Quid de l’impact de cette décision dans le cadre des relations de travail ?
La réalisation d’un enregistrement à l’insu de son employeur est une preuve indispensable à l’exercice de la victime de son droit à voir reconnaitre tant le caractère professionnel de l’accident résultant d’une altercation que la faute inexcusable de son employeur à l’origine de celle-ci.
Quels sont les faits ?
Une salariée déclare avoir été victime de violences verbales et physiques commises par le gérant de la Société.
La CPAM prend l’accident en charge au titre de la législation professionnelle.
L’employeur décide de saisir la juridiction compétente aux fins d’inopposabilité de cette décision et la salariée décide de saisir cette même juridiction aux fins de reconnaissance de la faute inexcusable de son employeur.
La cour d’appel a d’une part confirmé la décision de la CPAM de prendre en charge l’accident au titre de la législation professionnelle, et d’autre part, a considéré que l’employeur devait supporter l’intégralité des conséquences financières de la faute inexcusable.
Quelles sont les règles ?
La salariée apporte en guise de preuve un enregistrement audio réalisé à l’insu de son employeur.
La Cour de cassation commence par rappeler qu’en matière civile, elle a consacré un droit à la preuve qui permet de déclarer recevable une preuve illicite lorsque cette preuve est :
- Indispensable au succès de la prétention de celui qui s’en prévaut ;
- Et que l’atteinte portée aux droits antinomiques en présence est strictement proportionnée au but poursuivi.

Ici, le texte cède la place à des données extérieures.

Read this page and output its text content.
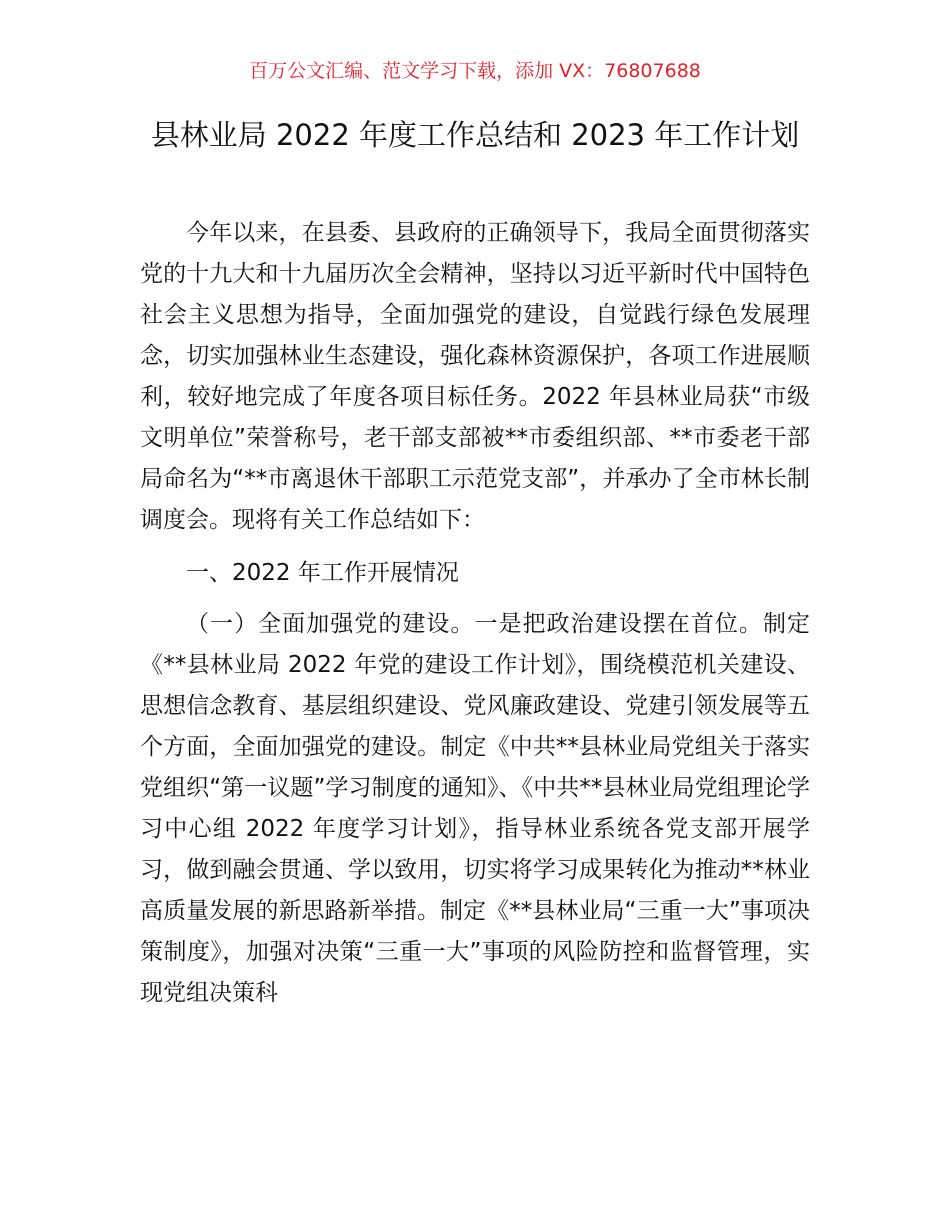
百万公文汇编、范文学习下载，添加 VX：76807688
县林业局 2022 年度工作总结和 2023 年工作计划

今年以来，在县委、县政府的正确领导下，我局全面贯彻落实党的十九大和十九届历次全会精神，坚持以习近平新时代中国特色社会主义思想为指导，全面加强党的建设，自觉践行绿色发展理念，切实加强林业生态建设，强化森林资源保护，各项工作进展顺利，较好地完成了年度各项目标任务。2022 年县林业局获“市级文明单位”荣誉称号，老干部支部被**市委组织部、**市委老干部局命名为“**市离退休干部职工示范党支部”，并承办了全市林长制调度会。现将有关工作总结如下：

一、2022 年工作开展情况

（一）全面加强党的建设。一是把政治建设摆在首位。制定《**县林业局 2022 年党的建设工作计划》，围绕模范机关建设、思想信念教育、基层组织建设、党风廉政建设、党建引领发展等五个方面，全面加强党的建设。制定《中共**县林业局党组关于落实党组织“第一议题”学习制度的通知》、《中共**县林业局党组理论学习中心组 2022 年度学习计划》，指导林业系统各党支部开展学习，做到融会贯通、学以致用，切实将学习成果转化为推动**林业高质量发展的新思路新举措。制定《**县林业局“三重一大”事项决策制度》，加强对决策“三重一大”事项的风险防控和监督管理，实现党组决策科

Toutefois, jusqu’à un arrêt d’Assemblée plénière du 22 décembre 2023 (Ass. Plén., 22 décembre 2023, n°20-20.648), une preuve recueillie à l’insu de la personne ou obtenue par une manœuvre ou un stratagème était irrecevable.
Depuis cet arrêt, dans un procès civil, l’illicéité ou la déloyauté dans l’obtention ou la production d’un moyen de preuve ne conduit pas nécessairement à l’écarter des débats. Le juge doit mettre en balance le droit à la preuve et les droits antinomiques en présence.
Quel est l’apport de l’arrêt du 3 avril 2024 ?
La Cour de cassation déclare cette preuve indispensable à l’exercice par la salariée victime de son droit à voir reconnaitre tant le caractère professionnel de l’accident résultant de l’altercation que la faute inexcusable de son employeur à l’origine de celle-ci.
En d’autres termes, sans cet enregistrement, le caractère professionnel de l’accident n’aurait peut-être pas été reconnu tout comme la faute inexcusable de l’employeur.
La Cour de cassation précise que la cour d’appel a recherché comme elle le devait si l’utilisation de l’enregistrement portait atteinte au caractère équitable de la procédure dans son ensemble en mettant en balance le droit au respect de la vie privée du gérant de la Société et le droit à la preuve de la victime.
Cet arrêt s’inscrit donc dans la continuité de l’arrêt du 22 décembre 2023.
Le contentieux autour de la preuve ne cesse d’être alimenté et s’enrichira d’autant plus depuis l’essor des nouvelles technologies.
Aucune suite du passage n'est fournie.